Hanya Tuhan yang punya imajinasi, MU bisa kalah enam-satu di Old Trafford dari City. Saya tak pernah mendengar orang suci, penderita skizofrenia, atau bandar judi paling berani menebak marjin angka hingga lima. Bukannya sepakbola penuh dengan kemungkinan? Itu tidak usah diragukan. Pemuja fanatik si Merah pasti khawatir timnya bisa saja kalah. Fans paling pesimis dan kurang percaya diri si Biru pasti punya harapan liar timnya menang pertandingan. Namun, komet Halley hanya terlihat 79 tahun sekali. Dan itu agaknya tidak akan melintas waktu dekat ini.

Begitulah. Kadang sepakbola memberi kita kejutan akhir pekan. MU sudah lama tidak pernah kalah dengan cara begini. Anda boleh menggunakan statistik. Halaman sejarah boleh ditilik. Tentu saja, dalam derby, MU mungkin pernah lebih buruk. Tetapi, sebuah kekalahan tidak pernah bisa dibandingkan. Tidak pernah. Tidak semenyakitkan ini. Tidak semengejutkan ini. Lagi pula itu sudah lama sekali.

Di konferensi pers, Fletcher bilang, ‘kita akan segera bangkit.
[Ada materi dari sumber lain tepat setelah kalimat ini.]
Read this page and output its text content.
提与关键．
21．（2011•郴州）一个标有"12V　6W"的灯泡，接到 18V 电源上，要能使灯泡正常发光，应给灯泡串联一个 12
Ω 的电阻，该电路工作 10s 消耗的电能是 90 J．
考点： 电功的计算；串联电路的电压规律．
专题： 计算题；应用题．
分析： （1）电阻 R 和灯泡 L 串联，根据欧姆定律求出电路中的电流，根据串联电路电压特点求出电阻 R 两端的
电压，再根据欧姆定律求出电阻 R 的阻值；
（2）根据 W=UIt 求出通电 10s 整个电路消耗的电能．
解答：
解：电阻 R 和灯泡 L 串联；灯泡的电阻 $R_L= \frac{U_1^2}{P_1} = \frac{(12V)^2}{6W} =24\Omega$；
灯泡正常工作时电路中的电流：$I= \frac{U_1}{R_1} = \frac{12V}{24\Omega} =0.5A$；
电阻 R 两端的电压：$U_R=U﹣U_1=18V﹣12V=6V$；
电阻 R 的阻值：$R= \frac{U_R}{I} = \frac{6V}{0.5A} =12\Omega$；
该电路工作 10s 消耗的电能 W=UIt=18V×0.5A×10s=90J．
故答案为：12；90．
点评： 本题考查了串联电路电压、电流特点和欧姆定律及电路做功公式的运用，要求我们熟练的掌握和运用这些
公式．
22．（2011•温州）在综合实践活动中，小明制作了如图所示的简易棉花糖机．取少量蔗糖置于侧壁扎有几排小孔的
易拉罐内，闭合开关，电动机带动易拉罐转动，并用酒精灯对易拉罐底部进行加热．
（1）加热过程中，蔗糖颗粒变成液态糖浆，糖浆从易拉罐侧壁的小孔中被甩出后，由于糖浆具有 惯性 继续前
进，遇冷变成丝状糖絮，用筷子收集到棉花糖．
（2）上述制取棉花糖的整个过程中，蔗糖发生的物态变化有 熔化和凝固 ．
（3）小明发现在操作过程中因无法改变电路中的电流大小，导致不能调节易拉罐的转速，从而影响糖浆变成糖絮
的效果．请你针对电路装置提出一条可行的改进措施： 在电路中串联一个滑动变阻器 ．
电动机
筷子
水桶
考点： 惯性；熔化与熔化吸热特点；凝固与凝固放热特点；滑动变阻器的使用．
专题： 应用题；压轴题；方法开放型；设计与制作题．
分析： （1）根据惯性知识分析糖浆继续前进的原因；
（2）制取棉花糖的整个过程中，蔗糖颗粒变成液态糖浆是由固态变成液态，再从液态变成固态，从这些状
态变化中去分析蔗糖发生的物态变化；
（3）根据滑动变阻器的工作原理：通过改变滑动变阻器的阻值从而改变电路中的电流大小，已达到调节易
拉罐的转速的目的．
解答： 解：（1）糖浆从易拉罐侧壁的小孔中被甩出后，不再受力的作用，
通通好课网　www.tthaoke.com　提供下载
Ini rasanya sama kalah dengan 0-1,’. Pernyataan Fletcher tidak menggambarkan sebenarnya. Dia sedang ingin menghibur diri. Melalui ESPN, Fergie menyatakan, sabtu sore itu adalah ‘hari terburuk dalam hidupnya’. Baru sekali ia merasakan kalah 1-6 di Old Trafford. Bahkan ia tidak ingat apakah pernah kalah setelak ini semasa bermain. Tahun 1989, MU kalah 5-0 di Maine Road. Waktu itu, MU bukanlah siapa-siapa. Di akhir kompetisi MU ada di no. 14 dan City no 7. Itu kekalahan tidak dikandang sendiri. Juga, belum disaksikan ratusan juta penduduk dunia. Sesaat setelah pertandingan itu, Fergie langsung pulang membenamkan kepalanya di bawah bantal berhari-hari.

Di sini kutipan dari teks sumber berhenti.